Foi necessário apenas uma troca de olhares para que Euriquinho tivesse a certeza de que encontrara sua alma gêmea. Era uma manhã clara, de um céu muito azul, salpicado por nuvens muito brancas e felpudas.
Mas, ainda assim, através da vidraça da loja de discos e cd’s ele a viu: a garota mais linda do mundo, os cabelos pousados levemente sobre os ombros, um olhar que iluminava tudo e a ele…
Resolveu entrar na loja, e, enquanto fingia escolher um cd, demorava-se em olhá-la através da fresta da prateleira. Ela tinha gestos simples e afetuosos, acolhedores, atendia os clientes que se dirigiam ao balcão para embrulhar suas compras com uma espontaneidade cativante. E Euriquinho não tirava os olhos de seu sorriso fácil e sincero, com o qual ela recebia cada pessoa.
Sem critério algum, escolheu um cd, pagou e o levou para embrulhá-lo. Carol (era esse o seu nome) o atendeu com o mesmo sorriso, que encantou ainda mais o nosso amigo. Aquela perturbadora proximidade o fez suar um pouco, mas mesmo assim a olhou nos olhos e conseguiu dizer:
– Pra presente, por favor.
Carol sorriu ainda mais intensamente e foi preparar o embrulho. Escolheu um papel especial, com motivos românticos. De onde estava, atrás do balcão, podia ver nitidamente aquele cliente meio confuso, que não parava de olhá-la. E pensou: “ele é bem simpático!”. Voltou, sorriu novamente para ele e entregou o embrulho. Ele agradeceu e saiu da loja, o coração quase explodindo de felicidade…

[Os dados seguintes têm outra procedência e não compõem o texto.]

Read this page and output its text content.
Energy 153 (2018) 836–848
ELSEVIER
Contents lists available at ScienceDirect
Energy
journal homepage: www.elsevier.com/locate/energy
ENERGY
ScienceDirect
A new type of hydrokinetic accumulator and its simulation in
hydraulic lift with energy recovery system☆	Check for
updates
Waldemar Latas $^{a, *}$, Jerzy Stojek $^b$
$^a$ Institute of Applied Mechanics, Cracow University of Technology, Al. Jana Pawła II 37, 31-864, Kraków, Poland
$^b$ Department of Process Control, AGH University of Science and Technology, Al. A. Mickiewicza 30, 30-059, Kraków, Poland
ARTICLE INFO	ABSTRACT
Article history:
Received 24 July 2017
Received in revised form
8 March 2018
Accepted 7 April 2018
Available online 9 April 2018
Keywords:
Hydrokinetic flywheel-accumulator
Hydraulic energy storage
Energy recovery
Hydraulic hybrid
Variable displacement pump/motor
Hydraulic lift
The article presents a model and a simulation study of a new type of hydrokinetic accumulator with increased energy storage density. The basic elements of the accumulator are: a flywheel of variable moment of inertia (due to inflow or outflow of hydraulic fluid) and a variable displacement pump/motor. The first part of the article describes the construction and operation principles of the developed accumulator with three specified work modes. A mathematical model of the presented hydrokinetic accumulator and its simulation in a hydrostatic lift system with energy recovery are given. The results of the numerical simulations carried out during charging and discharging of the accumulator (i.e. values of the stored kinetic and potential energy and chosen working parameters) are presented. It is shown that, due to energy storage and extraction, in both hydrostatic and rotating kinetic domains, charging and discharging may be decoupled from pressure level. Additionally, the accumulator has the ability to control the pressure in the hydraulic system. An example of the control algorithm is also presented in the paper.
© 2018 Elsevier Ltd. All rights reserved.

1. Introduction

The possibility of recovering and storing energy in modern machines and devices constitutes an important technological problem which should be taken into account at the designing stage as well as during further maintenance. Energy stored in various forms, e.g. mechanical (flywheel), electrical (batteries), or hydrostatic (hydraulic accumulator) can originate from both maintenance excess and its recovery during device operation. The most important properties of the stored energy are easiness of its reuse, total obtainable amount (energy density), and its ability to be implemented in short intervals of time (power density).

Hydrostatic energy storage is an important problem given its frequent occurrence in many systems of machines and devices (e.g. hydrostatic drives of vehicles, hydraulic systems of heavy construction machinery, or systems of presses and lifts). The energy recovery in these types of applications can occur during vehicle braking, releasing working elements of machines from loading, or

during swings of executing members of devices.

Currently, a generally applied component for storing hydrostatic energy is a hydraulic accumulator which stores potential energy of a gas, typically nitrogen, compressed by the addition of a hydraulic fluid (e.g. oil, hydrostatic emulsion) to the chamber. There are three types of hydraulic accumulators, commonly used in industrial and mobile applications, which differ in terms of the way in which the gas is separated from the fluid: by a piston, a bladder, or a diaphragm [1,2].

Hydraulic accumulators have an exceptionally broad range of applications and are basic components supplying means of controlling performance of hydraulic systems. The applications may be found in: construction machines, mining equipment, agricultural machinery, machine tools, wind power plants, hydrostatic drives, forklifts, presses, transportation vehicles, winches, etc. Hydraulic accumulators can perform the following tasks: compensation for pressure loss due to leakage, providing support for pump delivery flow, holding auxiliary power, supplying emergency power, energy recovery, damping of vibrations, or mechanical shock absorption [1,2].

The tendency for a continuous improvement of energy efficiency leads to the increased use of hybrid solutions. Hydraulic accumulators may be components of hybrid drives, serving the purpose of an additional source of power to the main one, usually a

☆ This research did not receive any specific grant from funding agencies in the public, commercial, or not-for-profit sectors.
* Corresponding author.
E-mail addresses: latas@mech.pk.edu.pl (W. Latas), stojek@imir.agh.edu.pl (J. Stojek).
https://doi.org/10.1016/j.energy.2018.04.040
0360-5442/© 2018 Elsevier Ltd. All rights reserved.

Chegando em casa, jogou o cd dentro do guarda roupa, se deitou na cama e começou a pensar na linda garota da loja de discos. Fechou os olhos para poder visualizá-la melhor: o cabelo castanho, os olhos amendoados, aquele sorriso meigo que iluminava ainda mais sua beleza… Euriquinho estava apaixonado.

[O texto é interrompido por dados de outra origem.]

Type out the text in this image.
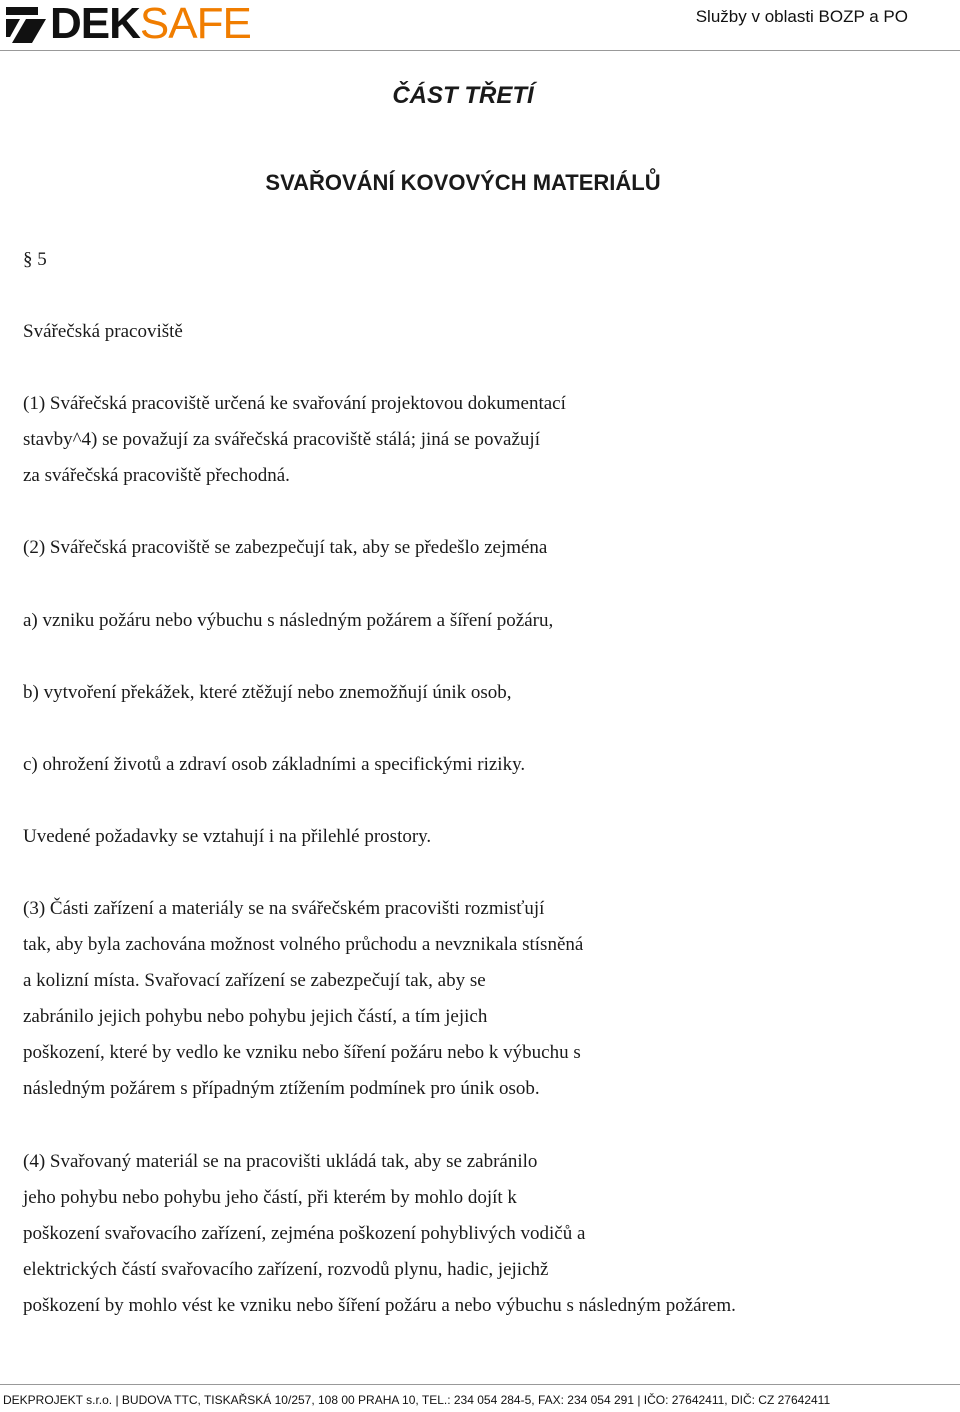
DEKSAFE	Služby v oblasti BOZP a PO
ČÁST TŘETÍ
SVAŘOVÁNÍ KOVOVÝCH MATERIÁLŮ
§ 5
Svářečská pracoviště
(1) Svářečská pracoviště určená ke svařování projektovou dokumentací
stavby^4) se považují za svářečská pracoviště stálá; jiná se považují
za svářečská pracoviště přechodná.
(2) Svářečská pracoviště se zabezpečují tak, aby se předešlo zejména
a) vzniku požáru nebo výbuchu s následným požárem a šíření požáru,
b) vytvoření překážek, které ztěžují nebo znemožňují únik osob,
c) ohrožení životů a zdraví osob základními a specifickými riziky.
Uvedené požadavky se vztahují i na přilehlé prostory.
(3) Části zařízení a materiály se na svářečském pracovišti rozmisťují
tak, aby byla zachována možnost volného průchodu a nevznikala stísněná
a kolizní místa. Svařovací zařízení se zabezpečují tak, aby se
zabránilo jejich pohybu nebo pohybu jejich částí, a tím jejich
poškození, které by vedlo ke vzniku nebo šíření požáru nebo k výbuchu s
následným požárem s případným ztížením podmínek pro únik osob.
(4) Svařovaný materiál se na pracovišti ukládá tak, aby se zabránilo
jeho pohybu nebo pohybu jeho částí, při kterém by mohlo dojít k
poškození svařovacího zařízení, zejména poškození pohyblivých vodičů a
elektrických částí svařovacího zařízení, rozvodů plynu, hadic, jejichž
poškození by mohlo vést ke vzniku nebo šíření požáru a nebo výbuchu s následným požárem.
DEKPROJEKT s.r.o. | BUDOVA TTC, TISKAŘSKÁ 10/257, 108 00 PRAHA 10, TEL.: 234 054 284-5, FAX: 234 054 291 | IČO: 27642411, DIČ: CZ 27642411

Na manhã seguinte, passou novamente na loja. Deu umas voltas na seção de música pop, escolheu um cd qualquer e se dirigiu novamente ao balcão, onde encontrou Carol com aquele sorriso que o perturbara tanto. Novamente pediu a ela que fizesse um embrulho para presente. Ao retornar com o pacote, ela percebeu que ele a fitava detidamente, nem percebendo que o embrulho já estava pronto.
– Seu cd, ela disse. E sorriu, entregando-lhe a sacola com o embrulho.

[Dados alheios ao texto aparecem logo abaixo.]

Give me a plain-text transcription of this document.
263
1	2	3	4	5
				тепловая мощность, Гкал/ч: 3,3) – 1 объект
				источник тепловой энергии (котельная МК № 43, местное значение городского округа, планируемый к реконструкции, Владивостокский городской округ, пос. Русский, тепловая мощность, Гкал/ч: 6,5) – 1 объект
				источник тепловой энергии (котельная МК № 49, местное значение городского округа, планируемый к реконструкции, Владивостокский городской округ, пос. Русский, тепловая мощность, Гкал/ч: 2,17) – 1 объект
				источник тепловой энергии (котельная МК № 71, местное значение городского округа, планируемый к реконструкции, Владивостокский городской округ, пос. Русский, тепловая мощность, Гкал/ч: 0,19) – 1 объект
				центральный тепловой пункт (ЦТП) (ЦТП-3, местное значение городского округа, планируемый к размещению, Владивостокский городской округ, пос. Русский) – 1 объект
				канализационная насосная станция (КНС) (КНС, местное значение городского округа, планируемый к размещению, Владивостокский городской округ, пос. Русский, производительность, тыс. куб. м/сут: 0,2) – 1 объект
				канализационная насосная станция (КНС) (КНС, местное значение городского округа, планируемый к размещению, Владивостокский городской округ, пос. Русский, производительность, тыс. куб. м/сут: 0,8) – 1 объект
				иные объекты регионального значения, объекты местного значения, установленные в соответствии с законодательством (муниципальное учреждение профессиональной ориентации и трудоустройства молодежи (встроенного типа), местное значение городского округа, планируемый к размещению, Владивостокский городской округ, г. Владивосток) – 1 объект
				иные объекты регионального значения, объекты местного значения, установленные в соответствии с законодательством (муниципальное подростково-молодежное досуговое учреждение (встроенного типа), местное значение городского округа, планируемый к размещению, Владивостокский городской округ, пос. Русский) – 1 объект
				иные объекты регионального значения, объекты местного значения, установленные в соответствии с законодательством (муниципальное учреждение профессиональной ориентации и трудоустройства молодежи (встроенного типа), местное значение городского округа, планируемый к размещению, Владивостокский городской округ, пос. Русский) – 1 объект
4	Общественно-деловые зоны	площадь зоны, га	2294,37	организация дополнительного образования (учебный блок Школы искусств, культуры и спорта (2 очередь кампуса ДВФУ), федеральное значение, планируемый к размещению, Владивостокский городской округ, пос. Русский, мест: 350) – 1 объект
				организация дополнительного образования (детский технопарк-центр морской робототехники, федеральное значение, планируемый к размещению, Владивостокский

– Ah, é… me desculpe. Ia saindo quando, num assomo de coragem, perguntou:
– Qual o seu nome?
– Carol, ela disse. E sorriu ainda mais para ele.
Euriquinho foi embora dali com uma sensação muito boa, de estar leve, sentindo-se meio realizado por aquela pequena vitória. “Carol…”, suspirou. E sorriu para o dia claro e azul que o abraçava.
Voltou ainda muitas vezes à loja de discos, comprava um cd qualquer, apenas para ter a chance de estar perto daquela moça que encantou o seu coração. Era sempre recebido com o lindo sorriso de Carol, que também ficava encantada com sua presença todas as manhãs.
Em casa, Euriquinho cogitava uma maneira de dizer a Carol o quanto a amava. Ligar pra ela? Não. Passar na loja e convidá-la para sair? Com sua timidez exacerbada nunca teria coragem. Escrever-lhe um bilhete? Isso! Depois de umas duas horas, conseguiu terminar um bilhete onde falava do seu desejo de conhecer Carol e a convidava para sairem, assistir um filme, comer alguma coisa. Teve o cuidado de colocar o número de seu telefone. Escolheu um envelope vermelho, o que seria bem apropriado para conter a mensagem da possibilidade do amor. Colocou-o sobre o peito e, deitado, fechou os olhos pensando em Carol. Adormeceu assim, abraçado ao envelope.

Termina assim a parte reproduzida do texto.